Les premiers juges ont rejeté ces exceptions, reconnu l’intéressé coupable et condamné à un an d’emprisonnement avec maintien en détention provisoire. Le prévenu et le procureur ont interjeté appel des dispositions pénales du jugement.
En cause d’appel. L’intéressé a soutenu qu’il était mineur, comme né en 2002, expliquant qu’il avait fait l’objet d’une ordonnance de placement, rendue par le juge des enfants de Nanterre, en date du 14 février 2018, qui mentionne qu’il est né le 18 février 2002. Il a prétendu que sa minorité résultait aussi de son acte de naissance, qui avait été produit devant le tribunal correctionnel.

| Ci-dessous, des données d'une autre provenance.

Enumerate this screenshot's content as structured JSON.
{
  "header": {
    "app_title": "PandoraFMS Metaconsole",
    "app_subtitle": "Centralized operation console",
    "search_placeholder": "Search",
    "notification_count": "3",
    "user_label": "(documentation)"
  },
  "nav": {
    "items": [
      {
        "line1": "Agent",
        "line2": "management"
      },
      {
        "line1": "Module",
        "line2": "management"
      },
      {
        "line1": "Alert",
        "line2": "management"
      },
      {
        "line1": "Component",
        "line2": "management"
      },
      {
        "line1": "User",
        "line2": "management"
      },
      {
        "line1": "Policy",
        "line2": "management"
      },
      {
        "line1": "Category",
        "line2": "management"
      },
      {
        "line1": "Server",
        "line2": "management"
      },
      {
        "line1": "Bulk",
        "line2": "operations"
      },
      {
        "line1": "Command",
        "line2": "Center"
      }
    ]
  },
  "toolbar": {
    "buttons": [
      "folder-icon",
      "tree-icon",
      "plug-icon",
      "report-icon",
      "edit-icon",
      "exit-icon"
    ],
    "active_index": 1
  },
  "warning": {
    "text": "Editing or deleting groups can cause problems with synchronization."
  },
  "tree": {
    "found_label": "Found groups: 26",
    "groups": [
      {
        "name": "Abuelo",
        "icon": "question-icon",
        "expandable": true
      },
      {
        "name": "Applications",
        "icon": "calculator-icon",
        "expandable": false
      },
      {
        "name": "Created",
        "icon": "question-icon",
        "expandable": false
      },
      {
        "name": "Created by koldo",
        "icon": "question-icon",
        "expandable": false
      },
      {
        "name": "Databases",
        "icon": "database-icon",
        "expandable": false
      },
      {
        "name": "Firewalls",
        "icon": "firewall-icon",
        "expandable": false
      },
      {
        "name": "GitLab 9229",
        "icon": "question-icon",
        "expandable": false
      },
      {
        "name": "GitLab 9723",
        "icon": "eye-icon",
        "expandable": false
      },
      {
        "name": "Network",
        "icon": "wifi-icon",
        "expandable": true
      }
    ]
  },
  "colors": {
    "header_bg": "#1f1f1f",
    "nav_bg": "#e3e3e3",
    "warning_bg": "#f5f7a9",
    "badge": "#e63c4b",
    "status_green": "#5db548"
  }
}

Pour rejeter cette exception, l’arrêt d’appel indique que la détermination de l’âge osseux du prévenu à dix-neuf ans par le médecin qui l’a finalement examiné est un élément que la cour d’appel n’est pas en mesure de combattre et qui, corrélé aux variations du prévenu sur les éléments de son identité au cours des procédures auxquelles il a été soumis, la convainquent qu’il doit être jugé comme majeur.
Un pourvoi a été formé.
Cassation. Reprenant la solution susvisée, la Haute juridiction prononce la censure de l’arrêt. En premier lieu, pour retenir la majorité de l’intéressé, la cour d’appel a pris en considération un examen médical qui ne pouvait être pratiqué qu’en l’absence de documents d’identité valables. Elle ne s’explique pas sur le moyen du demandeur, soutenant qu’il avait prouvé sa minorité par la production, devant le tribunal correctionnel, d’un document d’état-civil, traduit en français et par une décision du juge des enfants, rendue dans une procédure d’assistance éducative ayant retenu sa minorité.
En deuxième lieu, la cour d’appel a retenu les résultats d’un examen osseux, en énonçant que l’intéressé avait d’abord refusé cet examen, qui avait été finalement pratiqué. L’arrêt ne précise pas quelle autorité judiciaire a ordonné cet examen, ne constate pas que l’intéressé a donné son accord à sa réalisation et ne répond pas au moyen dans lequel il soutient qu’il ne résulte pas de cet examen qu’il y ait consenti.
Enfin, selon la Cour, l’arrêt n’indique pas la marge d’erreur de l’examen, et ne précise pas les éléments qui justifiaient d’écarter le doute existant sur l’âge du demandeur.
La protection de l’intérêt supérieur de l’enfant. La nécessaire prise en compte de l’intérêt supérieur de l’enfant a été consacrée par le Conseil constitutionnel dans sa décision n° 2002-461 du 29 août 2002 (Cons. const., décision n° 2002-461, du 29 août 2002 N° Lexbase : A2314AZQ), qui a élevé au rang de principe fondamental reconnu par les lois de la République le principe de spécificité du droit pénal des mineurs. Plus récemment, le Conseil constitutionnel, dans une décision n° 2018-768 QPC du 21 mars 2019 (Cons. const., décision n° 2018-768 QPC, du 21 mars 2019 N° Lexbase : A3247XYW), a constitutionnalisé l’intérêt supérieur de l’enfant en se fondant sur les alinéas 10 et 11 du Préambule de la Constitution de 1946. Cette décision y fait suite.